Herr Griese, welche Art von Werbung ist im Metaverse möglich?

Insbesondere „verstaubte“ Werbemethoden kommen hier wieder mehr zum Einsatz: riesige Werbetafeln an virtuellen Hochhäusern, eingängige Radiospots in bunten Technoläden, Avatare mit virtuellen Schildern, die sie nicht nur peinlich herumwerfen, sondern mit einem Klick jedem anderen Avatar ermöglichen, zum gewünschten Ort reisen zu können. Der kreativste und merkwürdigste Weg siegt.

Wie geht man beim Werben am besten vor? 

Wir reden hier nicht von einem Spiel, was man durchspielen kann, sondern von einer virtuellen Alternative zu unserem realen Leben, in dem wir genauso stattfinden dürfen wie hier in unserer gewohnten haptischen Umgebung. In jedem Fall lohnt es sich aber, erst mal einfach stattzufinden. Und das geht nur mit einer virtuellen Identität, geknüpft an eine Wallet wie beispielsweise MetaMask. Sich hier eine Identität anzulegen, dauert maximal fünf Minuten. 

Kann man Kampagnen bereits über Mediaagenturen buchen? 

Mediaagenturen kratzen gerade noch in 90 Prozent der Fälle an der Oberfläche und probieren selbst noch aus.
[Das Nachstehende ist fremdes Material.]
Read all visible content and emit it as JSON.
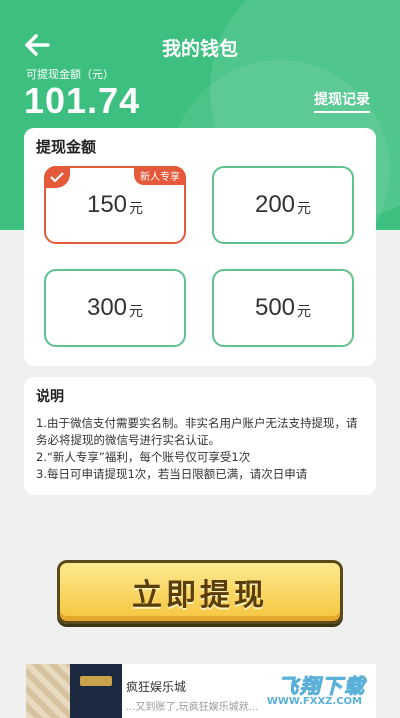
{
  "header": {
    "title": "我的钱包",
    "balance_label": "可提现金额（元）",
    "balance_value": "101.74",
    "record_link": "提现记录"
  },
  "amount_section": {
    "title": "提现金额",
    "unit": "元",
    "options": [
      {
        "value": "150",
        "badge": "新人专享",
        "selected": true
      },
      {
        "value": "200"
      },
      {
        "value": "300"
      },
      {
        "value": "500"
      }
    ]
  },
  "info": {
    "title": "说明",
    "lines": [
      "1.由于微信支付需要实名制。非实名用户账户无法支持提现，请务必将提现的微信号进行实名认证。",
      "2.“新人专享”福利，每个账号仅可享受1次",
      "3.每日可申请提现1次，若当日限额已满，请次日申请"
    ]
  },
  "submit_label": "立即提现",
  "ad": {
    "title": "疯狂娱乐城",
    "description": "...又到账了,玩疯狂娱乐城就...",
    "watermark": "飞翔下载",
    "watermark_sub": "WWW.FXXZ.COM"
  },
  "colors": {
    "primary_green": "#3dbf7f",
    "selected_red": "#e4593a",
    "button_yellow": "#f6c53e"
  }
}
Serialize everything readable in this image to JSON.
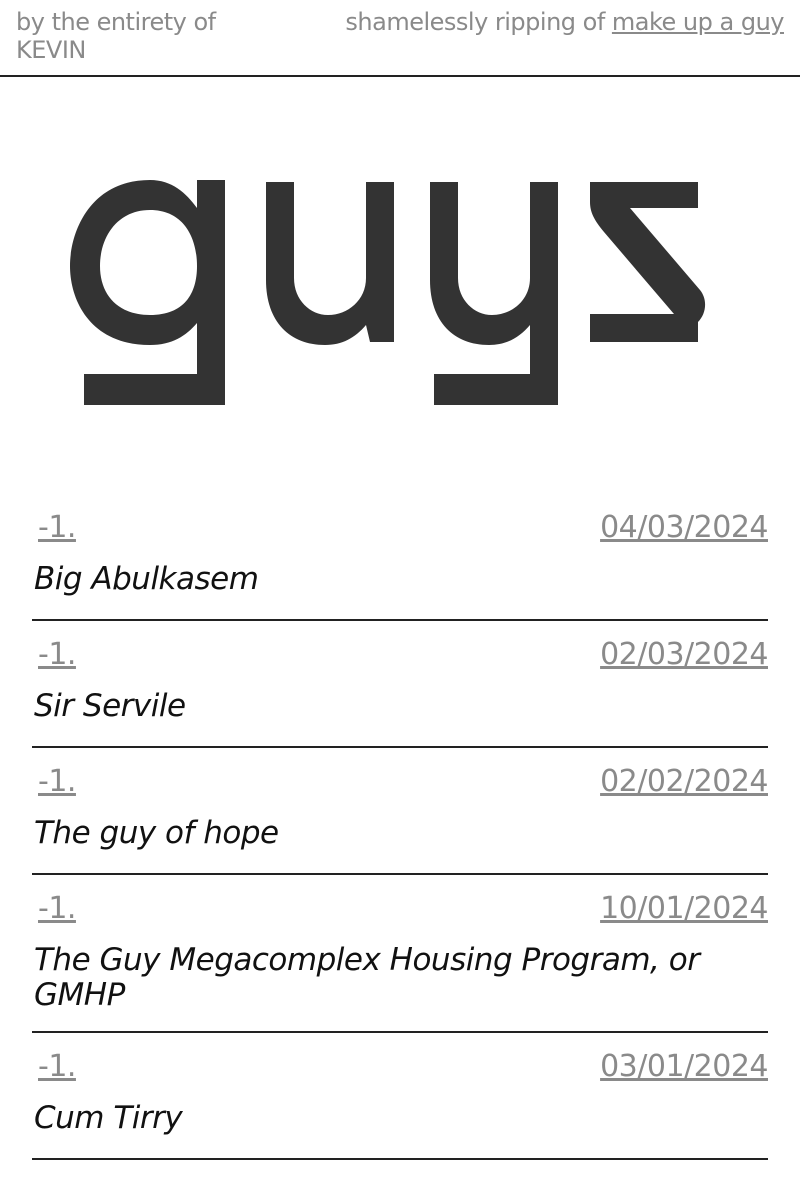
{
  "header": {
    "left_text": "by the entirety of KEVIN",
    "right_prefix": "shamelessly ripping of ",
    "right_link": "make up a guy"
  },
  "logo": {
    "text": "guys",
    "color": "#333333"
  },
  "entries": [
    {
      "score": "-1.",
      "date": "04/03/2024",
      "title": "Big Abulkasem"
    },
    {
      "score": "-1.",
      "date": "02/03/2024",
      "title": "Sir Servile"
    },
    {
      "score": "-1.",
      "date": "02/02/2024",
      "title": "The guy of hope"
    },
    {
      "score": "-1.",
      "date": "10/01/2024",
      "title": "The Guy Megacomplex Housing Program, or GMHP"
    },
    {
      "score": "-1.",
      "date": "03/01/2024",
      "title": "Cum Tirry"
    }
  ],
  "colors": {
    "muted_text": "#8a8a8a",
    "rule": "#222222",
    "title_text": "#111111"
  }
}
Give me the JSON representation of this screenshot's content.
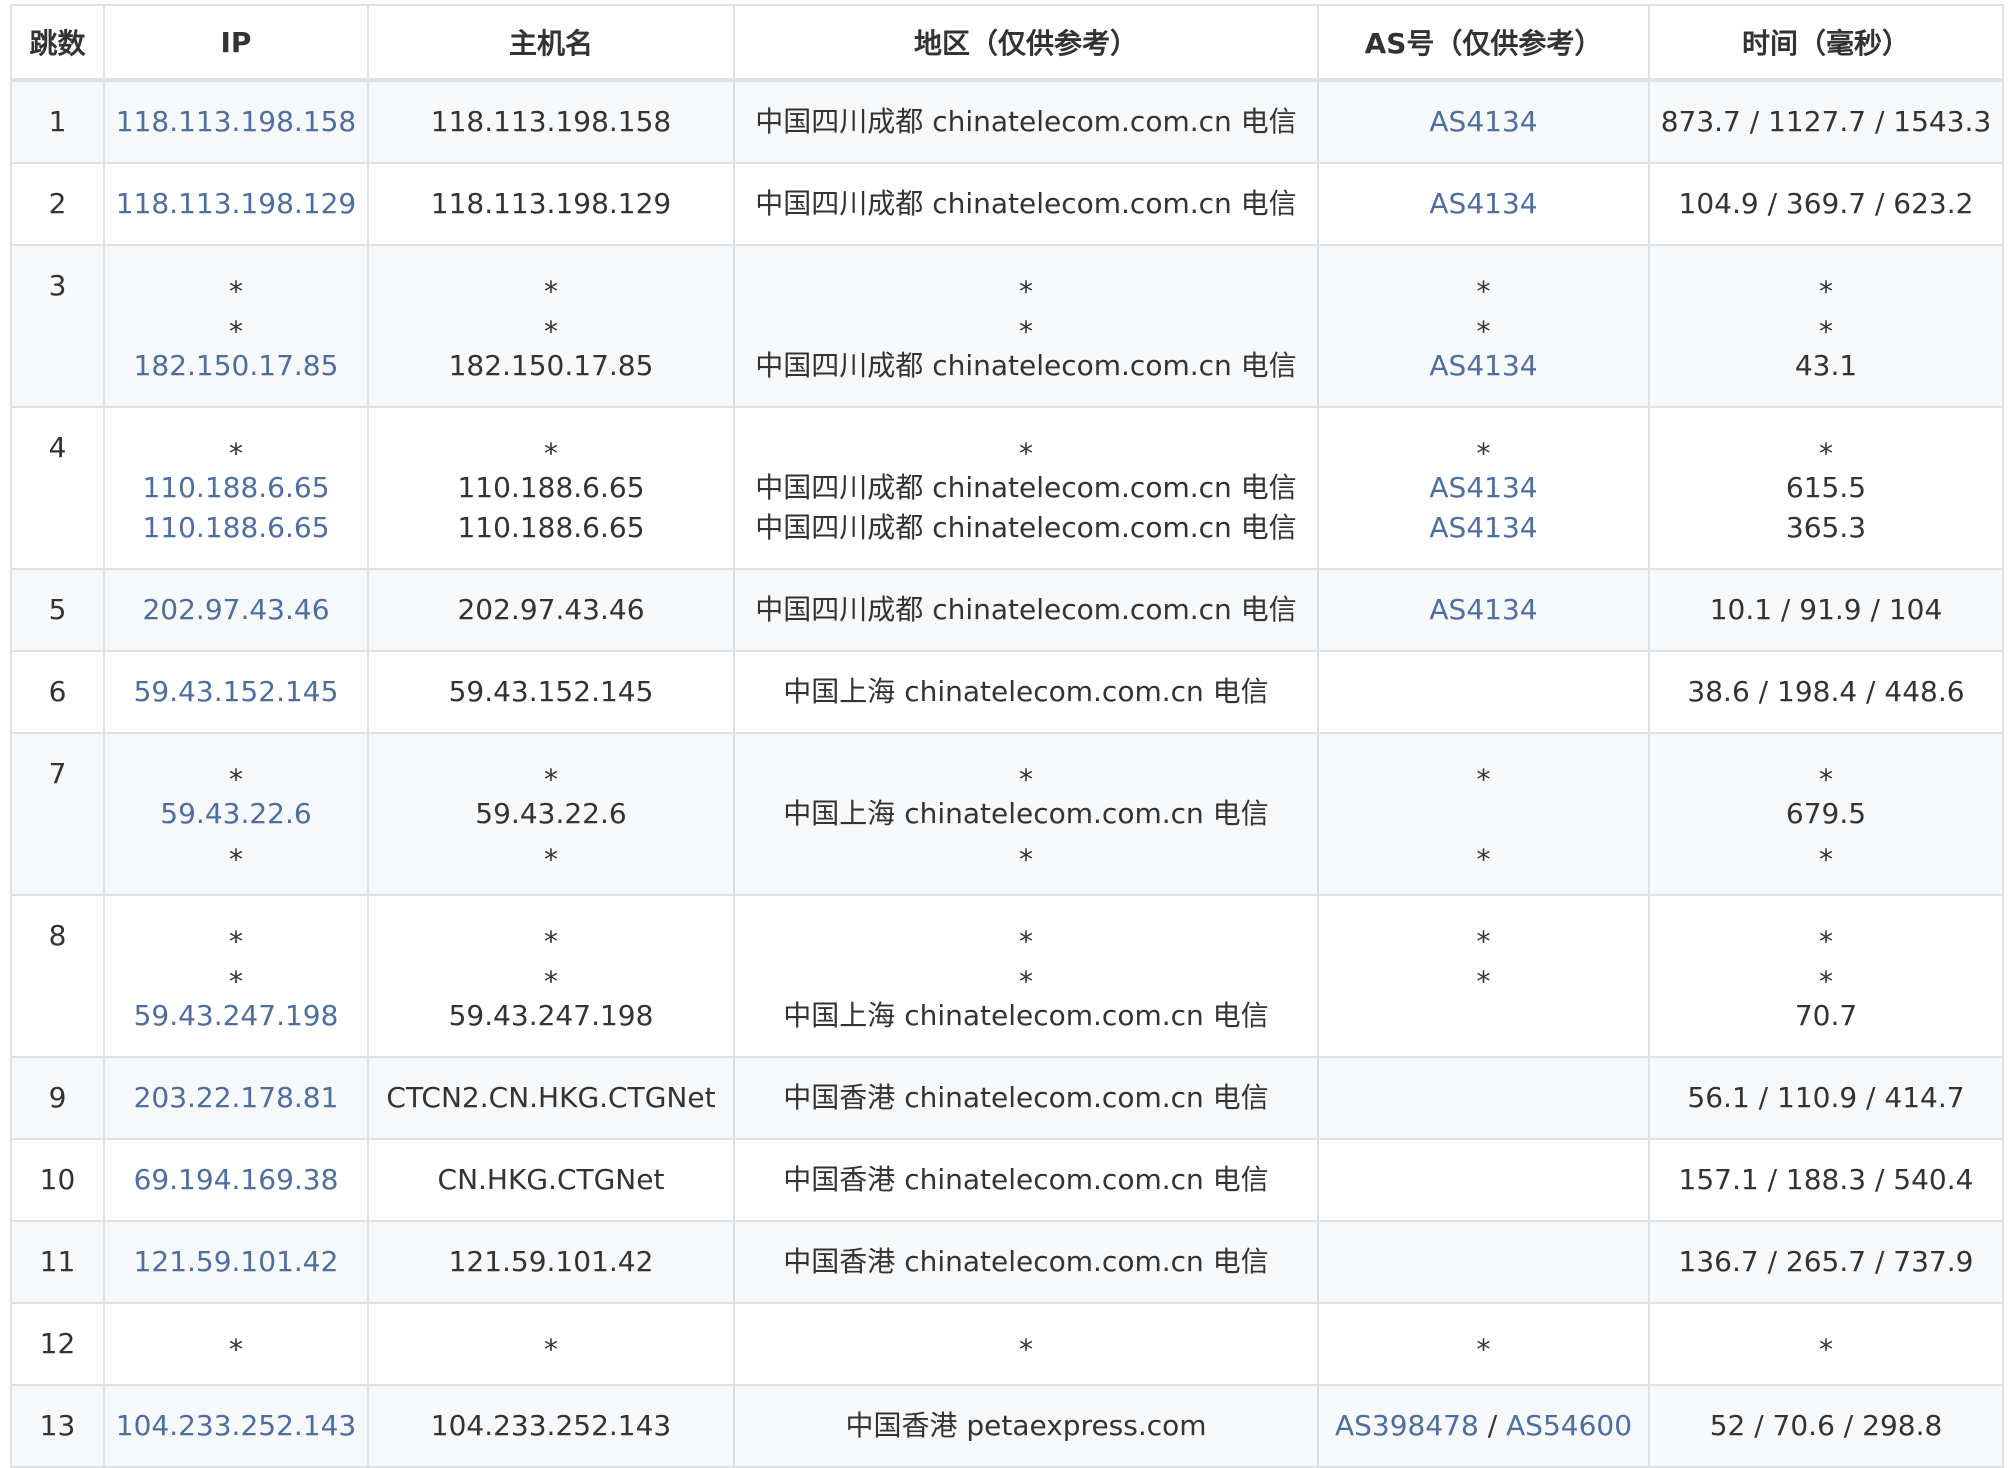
{
  "colors": {
    "link": "#4e6e9e",
    "text": "#333333",
    "stripe": "#f6f8fa",
    "border": "#dfe2e5"
  },
  "columns": [
    "跳数",
    "IP",
    "主机名",
    "地区（仅供参考）",
    "AS号（仅供参考）",
    "时间（毫秒）"
  ],
  "hops": [
    {
      "hop": "1",
      "lines": [
        {
          "ip": "118.113.198.158",
          "host": "118.113.198.158",
          "region": "中国四川成都 chinatelecom.com.cn 电信",
          "as": [
            "AS4134"
          ],
          "time": "873.7 / 1127.7 / 1543.3"
        }
      ]
    },
    {
      "hop": "2",
      "lines": [
        {
          "ip": "118.113.198.129",
          "host": "118.113.198.129",
          "region": "中国四川成都 chinatelecom.com.cn 电信",
          "as": [
            "AS4134"
          ],
          "time": "104.9 / 369.7 / 623.2"
        }
      ]
    },
    {
      "hop": "3",
      "lines": [
        {
          "ip": "*",
          "host": "*",
          "region": "*",
          "as": "*",
          "time": "*"
        },
        {
          "ip": "*",
          "host": "*",
          "region": "*",
          "as": "*",
          "time": "*"
        },
        {
          "ip": "182.150.17.85",
          "host": "182.150.17.85",
          "region": "中国四川成都 chinatelecom.com.cn 电信",
          "as": [
            "AS4134"
          ],
          "time": "43.1"
        }
      ]
    },
    {
      "hop": "4",
      "lines": [
        {
          "ip": "*",
          "host": "*",
          "region": "*",
          "as": "*",
          "time": "*"
        },
        {
          "ip": "110.188.6.65",
          "host": "110.188.6.65",
          "region": "中国四川成都 chinatelecom.com.cn 电信",
          "as": [
            "AS4134"
          ],
          "time": "615.5"
        },
        {
          "ip": "110.188.6.65",
          "host": "110.188.6.65",
          "region": "中国四川成都 chinatelecom.com.cn 电信",
          "as": [
            "AS4134"
          ],
          "time": "365.3"
        }
      ]
    },
    {
      "hop": "5",
      "lines": [
        {
          "ip": "202.97.43.46",
          "host": "202.97.43.46",
          "region": "中国四川成都 chinatelecom.com.cn 电信",
          "as": [
            "AS4134"
          ],
          "time": "10.1 / 91.9 / 104"
        }
      ]
    },
    {
      "hop": "6",
      "lines": [
        {
          "ip": "59.43.152.145",
          "host": "59.43.152.145",
          "region": "中国上海 chinatelecom.com.cn 电信",
          "as": "",
          "time": "38.6 / 198.4 / 448.6"
        }
      ]
    },
    {
      "hop": "7",
      "lines": [
        {
          "ip": "*",
          "host": "*",
          "region": "*",
          "as": "*",
          "time": "*"
        },
        {
          "ip": "59.43.22.6",
          "host": "59.43.22.6",
          "region": "中国上海 chinatelecom.com.cn 电信",
          "as": "",
          "time": "679.5"
        },
        {
          "ip": "*",
          "host": "*",
          "region": "*",
          "as": "*",
          "time": "*"
        }
      ]
    },
    {
      "hop": "8",
      "lines": [
        {
          "ip": "*",
          "host": "*",
          "region": "*",
          "as": "*",
          "time": "*"
        },
        {
          "ip": "*",
          "host": "*",
          "region": "*",
          "as": "*",
          "time": "*"
        },
        {
          "ip": "59.43.247.198",
          "host": "59.43.247.198",
          "region": "中国上海 chinatelecom.com.cn 电信",
          "as": "",
          "time": "70.7"
        }
      ]
    },
    {
      "hop": "9",
      "lines": [
        {
          "ip": "203.22.178.81",
          "host": "CTCN2.CN.HKG.CTGNet",
          "region": "中国香港 chinatelecom.com.cn 电信",
          "as": "",
          "time": "56.1 / 110.9 / 414.7"
        }
      ]
    },
    {
      "hop": "10",
      "lines": [
        {
          "ip": "69.194.169.38",
          "host": "CN.HKG.CTGNet",
          "region": "中国香港 chinatelecom.com.cn 电信",
          "as": "",
          "time": "157.1 / 188.3 / 540.4"
        }
      ]
    },
    {
      "hop": "11",
      "lines": [
        {
          "ip": "121.59.101.42",
          "host": "121.59.101.42",
          "region": "中国香港 chinatelecom.com.cn 电信",
          "as": "",
          "time": "136.7 / 265.7 / 737.9"
        }
      ]
    },
    {
      "hop": "12",
      "lines": [
        {
          "ip": "*",
          "host": "*",
          "region": "*",
          "as": "*",
          "time": "*"
        }
      ]
    },
    {
      "hop": "13",
      "lines": [
        {
          "ip": "104.233.252.143",
          "host": "104.233.252.143",
          "region": "中国香港 petaexpress.com",
          "as": [
            "AS398478",
            "AS54600"
          ],
          "time": "52 / 70.6 / 298.8"
        }
      ]
    }
  ]
}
Im Metaverse herrscht der „Wilde Westen“. Verstanden haben es die Agenturen, die sich beispielsweise als Meta­verse-Architekturbüro oder als Metaverse-Zeitungsagentur bezeichnen und sich dann auf dieses Kerngeschäft konzentrieren. Ich bin mir sicher, dass es in kurzer Zeit auch Metaverse-Agenturen gibt, die die zuvor genannten Dienstleister für eine Kampagne buchen.

Muss man eigene Räume gestalten?

Wer virtuelles Land kauft und selbst ein virtuelles Gebäude – also ohne ein Metaverse-Bauunternehmen – errichten möchte, muss die Räume auch selbst gestalten.
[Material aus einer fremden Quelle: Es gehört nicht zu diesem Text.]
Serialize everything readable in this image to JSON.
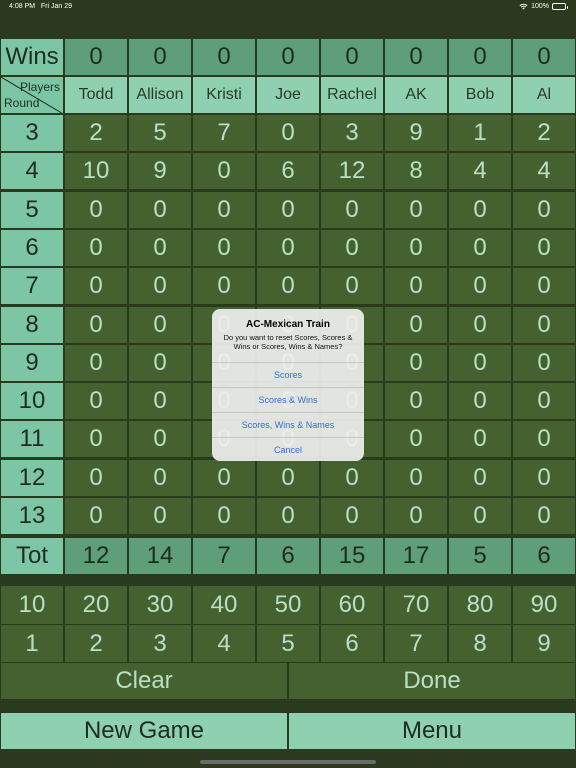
{
  "status_bar": {
    "time": "4:08 PM",
    "date": "Fri Jan 29",
    "battery": "100%"
  },
  "wins": {
    "label": "Wins",
    "values": [
      "0",
      "0",
      "0",
      "0",
      "0",
      "0",
      "0",
      "0"
    ]
  },
  "header": {
    "players_label": "Players",
    "round_label": "Round",
    "players": [
      "Todd",
      "Allison",
      "Kristi",
      "Joe",
      "Rachel",
      "AK",
      "Bob",
      "Al"
    ]
  },
  "rounds": [
    {
      "round": "3",
      "scores": [
        "2",
        "5",
        "7",
        "0",
        "3",
        "9",
        "1",
        "2"
      ]
    },
    {
      "round": "4",
      "scores": [
        "10",
        "9",
        "0",
        "6",
        "12",
        "8",
        "4",
        "4"
      ]
    },
    {
      "round": "5",
      "scores": [
        "0",
        "0",
        "0",
        "0",
        "0",
        "0",
        "0",
        "0"
      ]
    },
    {
      "round": "6",
      "scores": [
        "0",
        "0",
        "0",
        "0",
        "0",
        "0",
        "0",
        "0"
      ]
    },
    {
      "round": "7",
      "scores": [
        "0",
        "0",
        "0",
        "0",
        "0",
        "0",
        "0",
        "0"
      ]
    },
    {
      "round": "8",
      "scores": [
        "0",
        "0",
        "0",
        "0",
        "0",
        "0",
        "0",
        "0"
      ]
    },
    {
      "round": "9",
      "scores": [
        "0",
        "0",
        "0",
        "0",
        "0",
        "0",
        "0",
        "0"
      ]
    },
    {
      "round": "10",
      "scores": [
        "0",
        "0",
        "0",
        "0",
        "0",
        "0",
        "0",
        "0"
      ]
    },
    {
      "round": "11",
      "scores": [
        "0",
        "0",
        "0",
        "0",
        "0",
        "0",
        "0",
        "0"
      ]
    },
    {
      "round": "12",
      "scores": [
        "0",
        "0",
        "0",
        "0",
        "0",
        "0",
        "0",
        "0"
      ]
    },
    {
      "round": "13",
      "scores": [
        "0",
        "0",
        "0",
        "0",
        "0",
        "0",
        "0",
        "0"
      ]
    }
  ],
  "totals": {
    "label": "Tot",
    "values": [
      "12",
      "14",
      "7",
      "6",
      "15",
      "17",
      "5",
      "6"
    ]
  },
  "keypad": {
    "tens": [
      "10",
      "20",
      "30",
      "40",
      "50",
      "60",
      "70",
      "80",
      "90"
    ],
    "ones": [
      "1",
      "2",
      "3",
      "4",
      "5",
      "6",
      "7",
      "8",
      "9"
    ]
  },
  "buttons": {
    "clear": "Clear",
    "done": "Done",
    "new_game": "New Game",
    "menu": "Menu"
  },
  "dialog": {
    "title": "AC-Mexican Train",
    "message": "Do you want to reset Scores, Scores & Wins or Scores, Wins & Names?",
    "options": [
      "Scores",
      "Scores & Wins",
      "Scores, Wins & Names",
      "Cancel"
    ]
  },
  "colors": {
    "background": "#2b3a1f",
    "label_cell": "#7cc6a6",
    "score_cell": "#45612f",
    "total_cell": "#5e9e79",
    "dialog_button": "#2f6fd8"
  }
}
Gibt es Werbetafeln oder Banner für Werbung?

Es ist den Landbesitzer*innen des jeweiligen Meta­verse selbst überlassen, ob sie Werbetafeln an ihrem Gebäude zulassen. Einige Meta­versen verbieten zwar Werbetafeln, in Metaversen wie dem Decentra­land oder auch in GTA RP sind sie aber gern gesehen und viel genutzt.

Auch Werbung für Luxuswaren macht den Sprung ins Metaverse. ©Gucci

Welches Dateiformat braucht Werbung, um sie dort zeigen zu können?

Auch hier gibt es kein Richtig oder Falsch. Das müssen Nutzer*innen bei den jeweiligen Anbieter*innen erfragen. Das Spektrum reicht von herkömmlichen JPGs bis zu aufwendigen erlebnisintensiven 3D-Gestaltungen.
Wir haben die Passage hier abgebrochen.